ALANGKAH indahnya berdemokrasi di Indonesia. Itu kata warga negara asing bila bertandang ke Indonesia. Karena memiliki keanekaragaman suku, agama dan bahasa tidak membuat satu sama lain bentrok dan berkonflik.
Sejarah itu terus saja bergulir. Guliran itu menjadi daya tarik bagi bangsa luar yang melihat fenomena itu. Hampir 74 tahun kita berdemokrasi secara adil dan berbudaya. Itu diakui dunia luar.
Sejarah juga menyebutkan kalau bangsa Indonesia sangat berbudaya tinggi. Ramah dan sopan. Bertatakrama serta beretika dalam pergaulan. Budaya kita menjadi acungan jempol bagi bangsa lain.
Namun memasuki era reformasi, kita sepertinya oleng dengan julukan bangsa berbudaya dan beretika. Semuanya menyeruak menjadi keangkuhan dan kesombongan yang tak lagi memiliki budaya ramah.
Semua warga negara bebas mengeluarkan pendapat berbeda-beda tanpa ada etika lagi. Satu sama lain saling menuding tanpa ada landasan kebenaran.
Etika seketika luntur. Kesopanan pun menjadi lumer oleh keangkuhan dan kesombongan. Kebebasan berpendapat dinilai sebagai rasa kecerdasan yang paling jitu. Tanpa sadar, kita pun larut dalam dabat kusir tanpa ujung. Semua menjadi pembenaran hakiki. Semua merasa benar.
Kaitan dengan perhelatan Pemilihan Presiden (Pilpres) 2019 ini. Ada sesuatu yang hilang. Moralitas berbangsa dan bernegara tak kelihatan lagi.
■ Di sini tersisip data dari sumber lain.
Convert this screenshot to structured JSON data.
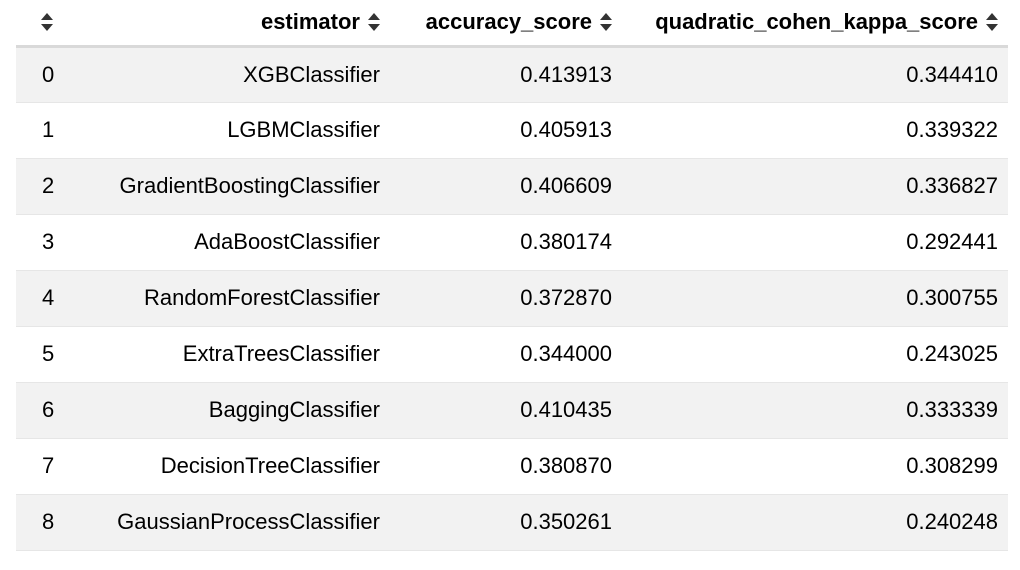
{
  "table": {
    "columns": [
      "",
      "estimator",
      "accuracy_score",
      "quadratic_cohen_kappa_score"
    ],
    "rows": [
      {
        "index": "0",
        "estimator": "XGBClassifier",
        "accuracy_score": "0.413913",
        "quadratic_cohen_kappa_score": "0.344410"
      },
      {
        "index": "1",
        "estimator": "LGBMClassifier",
        "accuracy_score": "0.405913",
        "quadratic_cohen_kappa_score": "0.339322"
      },
      {
        "index": "2",
        "estimator": "GradientBoostingClassifier",
        "accuracy_score": "0.406609",
        "quadratic_cohen_kappa_score": "0.336827"
      },
      {
        "index": "3",
        "estimator": "AdaBoostClassifier",
        "accuracy_score": "0.380174",
        "quadratic_cohen_kappa_score": "0.292441"
      },
      {
        "index": "4",
        "estimator": "RandomForestClassifier",
        "accuracy_score": "0.372870",
        "quadratic_cohen_kappa_score": "0.300755"
      },
      {
        "index": "5",
        "estimator": "ExtraTreesClassifier",
        "accuracy_score": "0.344000",
        "quadratic_cohen_kappa_score": "0.243025"
      },
      {
        "index": "6",
        "estimator": "BaggingClassifier",
        "accuracy_score": "0.410435",
        "quadratic_cohen_kappa_score": "0.333339"
      },
      {
        "index": "7",
        "estimator": "DecisionTreeClassifier",
        "accuracy_score": "0.380870",
        "quadratic_cohen_kappa_score": "0.308299"
      },
      {
        "index": "8",
        "estimator": "GaussianProcessClassifier",
        "accuracy_score": "0.350261",
        "quadratic_cohen_kappa_score": "0.240248"
      }
    ]
  },
  "icons": {
    "sort": "sort-up-down-icon"
  }
}
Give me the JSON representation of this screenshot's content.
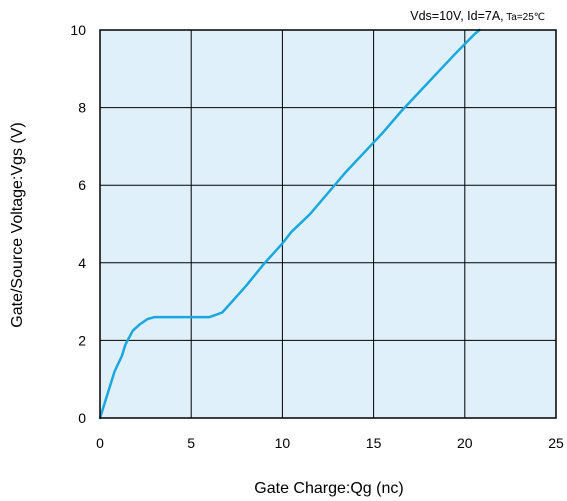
{
  "chart_data": {
    "type": "line",
    "title": "",
    "conditions": {
      "main": "Vds=10V, Id=7A,",
      "temp": " Ta=25℃"
    },
    "xlabel": "Gate Charge:Qg  (nc)",
    "ylabel": "Gate/Source Voltage:Vgs  (V)",
    "xlim": [
      0,
      25
    ],
    "ylim": [
      0,
      10
    ],
    "xticks": [
      "0",
      "5",
      "10",
      "15",
      "20",
      "25"
    ],
    "yticks": [
      "0",
      "2",
      "4",
      "6",
      "8",
      "10"
    ],
    "grid": true,
    "series": [
      {
        "x": [
          0,
          0.4,
          0.8,
          1.2,
          1.4,
          1.8,
          2.2,
          2.6,
          3.0,
          4.0,
          5.0,
          6.0,
          6.3,
          6.7,
          7.2,
          8.0,
          9.0,
          10.0,
          10.5,
          11.5,
          12.5,
          13.5,
          14.5,
          15.5,
          16.5,
          17.5,
          18.5,
          19.5,
          20.5,
          20.8
        ],
        "y": [
          0,
          0.6,
          1.2,
          1.6,
          1.9,
          2.25,
          2.42,
          2.55,
          2.6,
          2.6,
          2.6,
          2.6,
          2.65,
          2.72,
          2.98,
          3.4,
          3.98,
          4.5,
          4.8,
          5.25,
          5.8,
          6.35,
          6.85,
          7.35,
          7.9,
          8.4,
          8.9,
          9.4,
          9.88,
          10.0
        ]
      }
    ],
    "colors": {
      "plot_background": "#dff0fa",
      "line": "#1aa7e0",
      "grid": "#000000"
    }
  }
}
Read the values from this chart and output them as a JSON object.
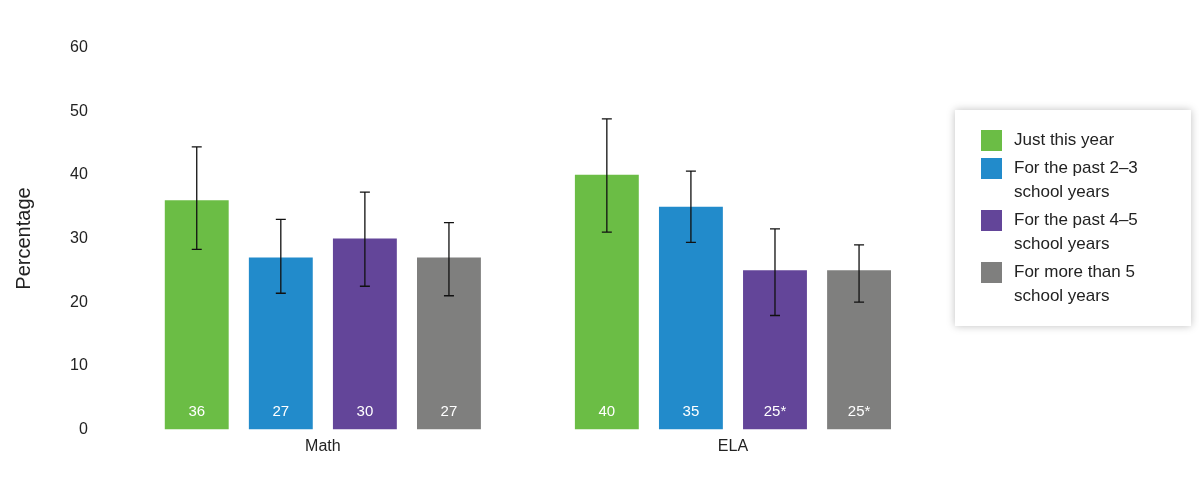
{
  "chart_data": {
    "type": "bar",
    "ylabel": "Percentage",
    "categories": [
      "Math",
      "ELA"
    ],
    "series": [
      {
        "name": "Just this year",
        "color": "#6bbd45",
        "values": [
          36,
          40
        ],
        "errors": [
          [
            28.3,
            44.4
          ],
          [
            31.0,
            48.8
          ]
        ],
        "value_labels": [
          "36",
          "40"
        ]
      },
      {
        "name": "For the past 2–3 school years",
        "color": "#228bcb",
        "values": [
          27,
          35
        ],
        "errors": [
          [
            21.4,
            33.0
          ],
          [
            29.4,
            40.6
          ]
        ],
        "value_labels": [
          "27",
          "35"
        ]
      },
      {
        "name": "For the past 4–5 school years",
        "color": "#634599",
        "values": [
          30,
          25
        ],
        "errors": [
          [
            22.5,
            37.3
          ],
          [
            17.9,
            31.5
          ]
        ],
        "value_labels": [
          "30",
          "25*"
        ]
      },
      {
        "name": "For more than 5 school years",
        "color": "#7f7f7e",
        "values": [
          27,
          25
        ],
        "errors": [
          [
            21.0,
            32.5
          ],
          [
            20.0,
            29.0
          ]
        ],
        "value_labels": [
          "27",
          "25*"
        ]
      }
    ],
    "ylim": [
      0,
      60
    ],
    "yticks": [
      0,
      10,
      20,
      30,
      40,
      50,
      60
    ],
    "grid": false,
    "legend": "right"
  }
}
Cakupan berdemokrasi secara benar, lumer oleh keangkuhan dan kesombongan.
Benar kata orang bijak; negara terpimpin dengan kecurangan akan melahirkan penderitaan dan kesengsaraan rakyat.
Kita merasa kasihan melihat kenyataan saat ini dimana hak hidup sebagai warga negara, tergiring masuk kedalam kebodohan. Artinya apa pun yang dilakukan pemerintah, rakyat harus ikut dalam kebodohan. Meskipun tak sesuai hati nurani.
Pada Pilpres kali ini, mata kita terbelalak melihat penggiringan kebodohan itu yang semakin nyata. Rakyat dituntut untuk mengikuti seluruh peraturan yang ada namun tanpa disadari sudah digiring menjadi manusia robot.
Kenyataannya ketika perhelatan itu digelar, kita pun semakin dicekoki oleh aturan-aturan yang berlaku. Namun apa yang terjadi, kita yang sudah dicekoki batasan aturan, ternyata penuh dengan kecurangan-kecurangan. Institusi yang memiliki kompeten pun sudah menanbrak aturan-aturan berbangsa dan bernegara.
Kita pun bertanya sampai kapan bangsa ini menjadi bangsa besar, kuat berdiri di negara Pancasila. Berdemokrasi bergaya Indonesia; berbudaya, beretika, dan jujur.